Another aquatics-related project seeks to increase the profitability of catfish production in Alabama.
“There is a shortage of channel catfish female and blue catfish male hybrid catfish fingerlings for farmers in Alabama, which adversely affects production, profitability and sustainability,” said Rex Dunham, professor and project leader.
Having enough blue catfish sperm available to make the hybrid is one of the main bottlenecks, he said.
“Our approach will be to sterilize common carp, which are capable of producing copious quantities of sperm, by inducing triploidy (an extra set of chromosomes) and introduce blue catfish stem cells into these hatchlings,” Dunham said.

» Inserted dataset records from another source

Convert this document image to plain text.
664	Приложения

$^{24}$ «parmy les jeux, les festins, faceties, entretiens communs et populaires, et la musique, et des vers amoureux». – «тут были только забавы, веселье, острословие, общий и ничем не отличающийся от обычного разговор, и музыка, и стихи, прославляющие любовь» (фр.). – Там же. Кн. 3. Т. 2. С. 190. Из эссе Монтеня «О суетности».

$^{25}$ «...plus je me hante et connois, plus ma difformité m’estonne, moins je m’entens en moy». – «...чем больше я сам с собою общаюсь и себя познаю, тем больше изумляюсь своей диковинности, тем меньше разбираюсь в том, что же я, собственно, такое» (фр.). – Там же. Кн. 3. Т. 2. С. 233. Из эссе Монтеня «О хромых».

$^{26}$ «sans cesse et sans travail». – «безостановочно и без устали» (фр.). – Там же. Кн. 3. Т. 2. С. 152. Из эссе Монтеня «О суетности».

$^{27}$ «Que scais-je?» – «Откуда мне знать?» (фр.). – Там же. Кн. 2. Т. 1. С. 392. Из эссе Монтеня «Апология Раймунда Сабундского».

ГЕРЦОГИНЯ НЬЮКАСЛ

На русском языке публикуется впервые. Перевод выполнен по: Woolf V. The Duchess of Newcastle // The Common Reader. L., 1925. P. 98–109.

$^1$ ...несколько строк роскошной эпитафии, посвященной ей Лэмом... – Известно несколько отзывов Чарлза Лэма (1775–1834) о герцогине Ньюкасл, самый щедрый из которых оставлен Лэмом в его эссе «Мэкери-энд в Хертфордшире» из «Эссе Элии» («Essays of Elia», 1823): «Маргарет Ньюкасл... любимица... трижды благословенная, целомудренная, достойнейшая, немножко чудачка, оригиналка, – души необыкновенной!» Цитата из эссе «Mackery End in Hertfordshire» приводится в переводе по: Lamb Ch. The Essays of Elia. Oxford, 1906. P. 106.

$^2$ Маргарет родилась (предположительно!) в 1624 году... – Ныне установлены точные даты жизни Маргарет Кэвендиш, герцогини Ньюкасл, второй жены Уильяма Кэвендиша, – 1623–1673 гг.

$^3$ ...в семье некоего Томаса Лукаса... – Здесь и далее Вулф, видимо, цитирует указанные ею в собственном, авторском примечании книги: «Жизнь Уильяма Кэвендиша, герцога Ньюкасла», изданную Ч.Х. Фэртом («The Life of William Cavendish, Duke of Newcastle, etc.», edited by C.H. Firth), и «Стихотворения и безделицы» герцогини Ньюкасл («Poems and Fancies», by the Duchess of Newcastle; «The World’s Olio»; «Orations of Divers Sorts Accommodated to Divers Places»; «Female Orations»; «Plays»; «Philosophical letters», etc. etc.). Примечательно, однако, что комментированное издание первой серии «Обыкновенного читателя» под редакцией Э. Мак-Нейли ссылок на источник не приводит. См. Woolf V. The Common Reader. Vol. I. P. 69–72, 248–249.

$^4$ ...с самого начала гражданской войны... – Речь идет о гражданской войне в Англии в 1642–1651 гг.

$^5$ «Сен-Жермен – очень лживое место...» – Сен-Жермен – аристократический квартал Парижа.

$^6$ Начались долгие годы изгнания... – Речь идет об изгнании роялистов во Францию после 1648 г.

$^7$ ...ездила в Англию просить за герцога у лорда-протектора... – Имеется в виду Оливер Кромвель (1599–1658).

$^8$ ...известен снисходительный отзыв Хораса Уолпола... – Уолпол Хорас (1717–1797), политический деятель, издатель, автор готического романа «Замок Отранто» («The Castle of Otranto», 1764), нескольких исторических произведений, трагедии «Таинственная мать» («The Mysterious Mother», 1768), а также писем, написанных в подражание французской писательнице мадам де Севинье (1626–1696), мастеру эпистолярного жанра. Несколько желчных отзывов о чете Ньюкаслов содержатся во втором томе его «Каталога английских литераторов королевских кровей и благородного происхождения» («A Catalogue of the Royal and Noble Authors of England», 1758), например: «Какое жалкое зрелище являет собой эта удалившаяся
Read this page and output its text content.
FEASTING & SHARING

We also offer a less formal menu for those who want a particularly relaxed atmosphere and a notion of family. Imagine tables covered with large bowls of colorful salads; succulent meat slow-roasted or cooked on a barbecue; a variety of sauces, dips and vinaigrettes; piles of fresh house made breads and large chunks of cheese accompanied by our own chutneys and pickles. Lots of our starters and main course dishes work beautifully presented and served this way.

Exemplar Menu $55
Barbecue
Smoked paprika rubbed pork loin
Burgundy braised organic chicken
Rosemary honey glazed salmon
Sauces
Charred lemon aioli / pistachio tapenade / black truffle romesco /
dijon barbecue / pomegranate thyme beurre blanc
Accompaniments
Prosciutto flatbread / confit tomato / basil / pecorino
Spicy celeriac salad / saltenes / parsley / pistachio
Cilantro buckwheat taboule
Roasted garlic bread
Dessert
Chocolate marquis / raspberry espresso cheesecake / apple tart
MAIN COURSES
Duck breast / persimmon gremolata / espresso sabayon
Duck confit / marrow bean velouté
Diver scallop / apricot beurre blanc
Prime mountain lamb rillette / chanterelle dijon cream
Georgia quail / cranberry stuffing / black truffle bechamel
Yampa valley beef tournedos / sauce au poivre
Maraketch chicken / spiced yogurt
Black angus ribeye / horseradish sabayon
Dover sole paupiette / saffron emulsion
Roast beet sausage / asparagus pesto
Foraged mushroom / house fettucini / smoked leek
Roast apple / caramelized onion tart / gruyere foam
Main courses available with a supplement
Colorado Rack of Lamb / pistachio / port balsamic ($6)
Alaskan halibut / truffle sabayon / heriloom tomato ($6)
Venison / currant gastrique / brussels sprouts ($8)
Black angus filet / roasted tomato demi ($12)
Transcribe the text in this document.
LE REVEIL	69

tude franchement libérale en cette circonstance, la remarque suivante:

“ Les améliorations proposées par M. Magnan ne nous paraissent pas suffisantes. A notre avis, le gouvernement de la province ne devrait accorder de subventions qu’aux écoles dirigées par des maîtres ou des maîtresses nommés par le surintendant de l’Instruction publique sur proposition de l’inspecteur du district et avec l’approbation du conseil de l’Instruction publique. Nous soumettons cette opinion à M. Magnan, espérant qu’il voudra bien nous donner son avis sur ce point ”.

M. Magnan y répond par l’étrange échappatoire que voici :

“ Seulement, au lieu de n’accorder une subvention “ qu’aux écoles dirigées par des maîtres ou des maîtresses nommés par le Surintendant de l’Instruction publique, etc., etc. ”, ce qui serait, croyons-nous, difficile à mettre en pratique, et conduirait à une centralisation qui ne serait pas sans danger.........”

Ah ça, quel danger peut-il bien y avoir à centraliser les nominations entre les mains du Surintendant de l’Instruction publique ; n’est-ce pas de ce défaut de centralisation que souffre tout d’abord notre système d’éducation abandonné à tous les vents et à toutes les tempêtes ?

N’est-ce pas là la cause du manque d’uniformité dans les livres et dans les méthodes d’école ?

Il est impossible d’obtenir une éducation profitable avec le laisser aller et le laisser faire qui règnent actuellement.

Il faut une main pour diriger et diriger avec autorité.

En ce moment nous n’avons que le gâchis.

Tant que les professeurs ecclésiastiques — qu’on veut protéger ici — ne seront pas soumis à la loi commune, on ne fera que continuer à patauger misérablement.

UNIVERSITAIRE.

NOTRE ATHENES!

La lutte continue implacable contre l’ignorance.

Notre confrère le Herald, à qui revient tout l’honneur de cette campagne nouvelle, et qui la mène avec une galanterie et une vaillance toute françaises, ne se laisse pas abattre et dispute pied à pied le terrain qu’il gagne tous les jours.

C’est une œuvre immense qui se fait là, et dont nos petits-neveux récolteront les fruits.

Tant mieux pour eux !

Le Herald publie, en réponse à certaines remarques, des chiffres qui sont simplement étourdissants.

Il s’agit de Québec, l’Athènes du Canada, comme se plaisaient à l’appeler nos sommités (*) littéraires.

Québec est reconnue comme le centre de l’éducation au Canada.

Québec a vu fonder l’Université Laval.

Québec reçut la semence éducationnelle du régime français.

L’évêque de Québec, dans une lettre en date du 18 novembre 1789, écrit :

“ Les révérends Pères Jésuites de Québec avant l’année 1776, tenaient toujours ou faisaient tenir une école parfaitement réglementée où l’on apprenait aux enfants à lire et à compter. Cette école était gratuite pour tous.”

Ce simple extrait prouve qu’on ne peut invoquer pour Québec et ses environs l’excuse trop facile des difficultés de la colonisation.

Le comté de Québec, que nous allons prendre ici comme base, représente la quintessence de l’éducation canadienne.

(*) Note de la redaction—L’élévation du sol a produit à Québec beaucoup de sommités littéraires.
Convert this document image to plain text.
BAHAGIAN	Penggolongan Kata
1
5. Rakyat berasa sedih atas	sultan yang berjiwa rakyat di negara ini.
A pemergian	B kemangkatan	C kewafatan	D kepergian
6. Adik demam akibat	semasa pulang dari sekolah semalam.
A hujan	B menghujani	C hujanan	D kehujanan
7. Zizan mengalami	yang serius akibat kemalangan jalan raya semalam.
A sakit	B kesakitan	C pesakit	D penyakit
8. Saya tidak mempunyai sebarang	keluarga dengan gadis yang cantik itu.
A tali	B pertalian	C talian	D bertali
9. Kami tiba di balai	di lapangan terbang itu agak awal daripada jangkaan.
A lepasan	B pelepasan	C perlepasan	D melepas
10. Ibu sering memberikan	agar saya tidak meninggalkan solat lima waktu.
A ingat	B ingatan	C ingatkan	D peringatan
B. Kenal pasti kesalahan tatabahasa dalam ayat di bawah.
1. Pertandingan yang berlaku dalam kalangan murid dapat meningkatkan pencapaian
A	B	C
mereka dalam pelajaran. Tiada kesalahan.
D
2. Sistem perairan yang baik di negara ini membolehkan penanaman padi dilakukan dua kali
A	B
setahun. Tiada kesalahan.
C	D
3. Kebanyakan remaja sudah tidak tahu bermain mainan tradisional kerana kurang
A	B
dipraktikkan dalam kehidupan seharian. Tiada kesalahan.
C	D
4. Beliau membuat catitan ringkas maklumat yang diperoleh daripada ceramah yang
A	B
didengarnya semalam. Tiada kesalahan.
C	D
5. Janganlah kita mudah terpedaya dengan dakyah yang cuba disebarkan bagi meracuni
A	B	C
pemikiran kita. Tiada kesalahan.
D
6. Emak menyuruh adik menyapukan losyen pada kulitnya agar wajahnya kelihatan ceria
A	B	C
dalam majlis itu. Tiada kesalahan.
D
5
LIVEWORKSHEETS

The stem cells should colonize and form gonads, sperm or eggs in the host carp depending upon the sex. The males are anticipated to make copious amounts of blue catfish sperm (making carp a blue catfish sperm factory) that can be harvested to make hybrid catfish embryo production both more efficient and more productive.
“We expect to produce common carp males that can be used as blue catfish sperm factories,” Dunham said. “The impact will be greater hybrid catfish fingerling availability, leading to greater and more profitable catfish production in Alabama.”
Overcoming this obstacle could lead to Alabama being a greater player in fingerling and foodfish catfish production. It also may lead to a new business opportunity for Alabama aquaculture to produce these xenogenic carp as blue catfish sperm factories.